Beam AI now supports multiple trades, from landscaping to civil and electrical work. How do you balance building generalized AI systems with the need for deep domain-specific optimization?
It’s a real tension. The underlying work is shared across trades: reading documents, parsing drawings, and extracting quantities. But the outputs are trade-specific in ways that matter a lot. How you measure HVAC equipment is nothing like measuring structural steel or concrete rebar.
We’ve built trade-specific models and invested in training data for each one. That’s why we started with HVAC and mechanical, where our data set was strongest, before expanding to plumbing and steel.
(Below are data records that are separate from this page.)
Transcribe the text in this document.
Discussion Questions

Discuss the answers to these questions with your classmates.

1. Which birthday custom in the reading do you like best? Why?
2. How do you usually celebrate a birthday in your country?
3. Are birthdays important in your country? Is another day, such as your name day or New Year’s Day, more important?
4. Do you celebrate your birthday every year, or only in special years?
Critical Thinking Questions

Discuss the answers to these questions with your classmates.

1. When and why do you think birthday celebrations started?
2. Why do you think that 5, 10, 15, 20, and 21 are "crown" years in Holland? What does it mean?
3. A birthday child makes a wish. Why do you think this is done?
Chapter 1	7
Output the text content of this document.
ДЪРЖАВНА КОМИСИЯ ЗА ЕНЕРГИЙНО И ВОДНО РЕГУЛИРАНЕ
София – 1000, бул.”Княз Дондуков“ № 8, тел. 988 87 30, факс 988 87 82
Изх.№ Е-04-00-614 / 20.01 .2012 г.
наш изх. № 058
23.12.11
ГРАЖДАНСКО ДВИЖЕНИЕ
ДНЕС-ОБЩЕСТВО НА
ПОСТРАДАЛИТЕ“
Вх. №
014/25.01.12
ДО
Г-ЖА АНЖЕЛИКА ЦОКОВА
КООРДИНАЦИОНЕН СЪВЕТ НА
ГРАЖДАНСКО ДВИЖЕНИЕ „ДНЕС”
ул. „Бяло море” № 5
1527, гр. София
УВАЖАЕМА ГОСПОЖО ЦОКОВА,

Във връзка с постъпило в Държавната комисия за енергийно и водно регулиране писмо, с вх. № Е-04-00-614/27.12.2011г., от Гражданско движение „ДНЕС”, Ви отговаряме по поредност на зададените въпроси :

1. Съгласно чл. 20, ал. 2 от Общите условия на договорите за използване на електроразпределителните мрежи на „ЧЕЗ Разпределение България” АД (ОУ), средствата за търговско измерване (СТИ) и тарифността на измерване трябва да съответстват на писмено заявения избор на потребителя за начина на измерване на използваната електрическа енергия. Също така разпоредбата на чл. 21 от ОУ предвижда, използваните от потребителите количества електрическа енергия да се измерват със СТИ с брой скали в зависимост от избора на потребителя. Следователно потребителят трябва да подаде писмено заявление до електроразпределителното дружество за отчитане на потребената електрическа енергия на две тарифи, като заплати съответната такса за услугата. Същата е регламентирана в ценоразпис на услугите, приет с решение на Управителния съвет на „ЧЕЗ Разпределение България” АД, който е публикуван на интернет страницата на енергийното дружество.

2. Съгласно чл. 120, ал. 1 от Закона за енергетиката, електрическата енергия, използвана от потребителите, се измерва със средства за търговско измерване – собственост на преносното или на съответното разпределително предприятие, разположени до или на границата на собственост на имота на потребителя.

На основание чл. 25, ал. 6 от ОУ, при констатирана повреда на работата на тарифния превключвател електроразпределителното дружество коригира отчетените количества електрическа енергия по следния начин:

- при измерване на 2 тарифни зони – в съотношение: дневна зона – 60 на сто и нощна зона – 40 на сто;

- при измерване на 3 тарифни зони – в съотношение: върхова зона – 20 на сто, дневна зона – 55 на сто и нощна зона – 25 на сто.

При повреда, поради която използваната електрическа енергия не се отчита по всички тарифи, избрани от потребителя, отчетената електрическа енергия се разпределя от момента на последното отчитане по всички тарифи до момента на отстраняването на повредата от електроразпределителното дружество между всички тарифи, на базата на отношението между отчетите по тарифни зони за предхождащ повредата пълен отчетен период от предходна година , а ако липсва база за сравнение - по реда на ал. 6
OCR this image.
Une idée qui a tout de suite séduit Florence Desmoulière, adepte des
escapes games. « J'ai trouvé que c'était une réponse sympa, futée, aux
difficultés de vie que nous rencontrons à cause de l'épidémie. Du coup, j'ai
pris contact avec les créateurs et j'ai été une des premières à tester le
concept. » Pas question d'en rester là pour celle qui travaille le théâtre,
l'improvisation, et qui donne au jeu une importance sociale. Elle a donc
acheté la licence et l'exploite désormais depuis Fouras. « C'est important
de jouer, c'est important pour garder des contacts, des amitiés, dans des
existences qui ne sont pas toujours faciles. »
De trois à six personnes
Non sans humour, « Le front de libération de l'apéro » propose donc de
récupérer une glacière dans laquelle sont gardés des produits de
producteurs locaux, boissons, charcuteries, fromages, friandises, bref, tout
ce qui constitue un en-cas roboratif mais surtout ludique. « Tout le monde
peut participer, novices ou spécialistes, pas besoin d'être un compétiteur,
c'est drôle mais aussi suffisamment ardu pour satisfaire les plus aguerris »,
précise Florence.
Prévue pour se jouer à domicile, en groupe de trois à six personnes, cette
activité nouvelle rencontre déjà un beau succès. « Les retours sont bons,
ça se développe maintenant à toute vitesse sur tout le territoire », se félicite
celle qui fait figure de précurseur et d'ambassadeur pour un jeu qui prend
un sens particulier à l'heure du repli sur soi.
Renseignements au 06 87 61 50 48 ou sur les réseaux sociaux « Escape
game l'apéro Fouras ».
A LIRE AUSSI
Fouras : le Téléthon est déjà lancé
We cover 15 or more trades, but we’re honest that not every trade is at the same level of maturity. We build depth as we expand.
AI is beginning to reshape traditionally offline industries. Do you believe construction could become one of the most transformed sectors over the next decade, and what would that transformation look like in practice?
I do. Part of why it’s underestimated is that it’s been so manual for so long. There’s no deeply entrenched software layer to displace, the way there is in finance or healthcare. The data hasn’t been digitized. The workflows aren’t standardized. That sounds like a problem, but from where we sit, it’s an opening. We’re not replacing an existing system. In a lot of cases, we’re building the first one.
Add to that the capital going into data centers, manufacturing, and infrastructure right now, and the pressure to price and build faster is only going up. The contractors who figure this out are going to pull ahead. The ones who don’t are going to wonder what happened.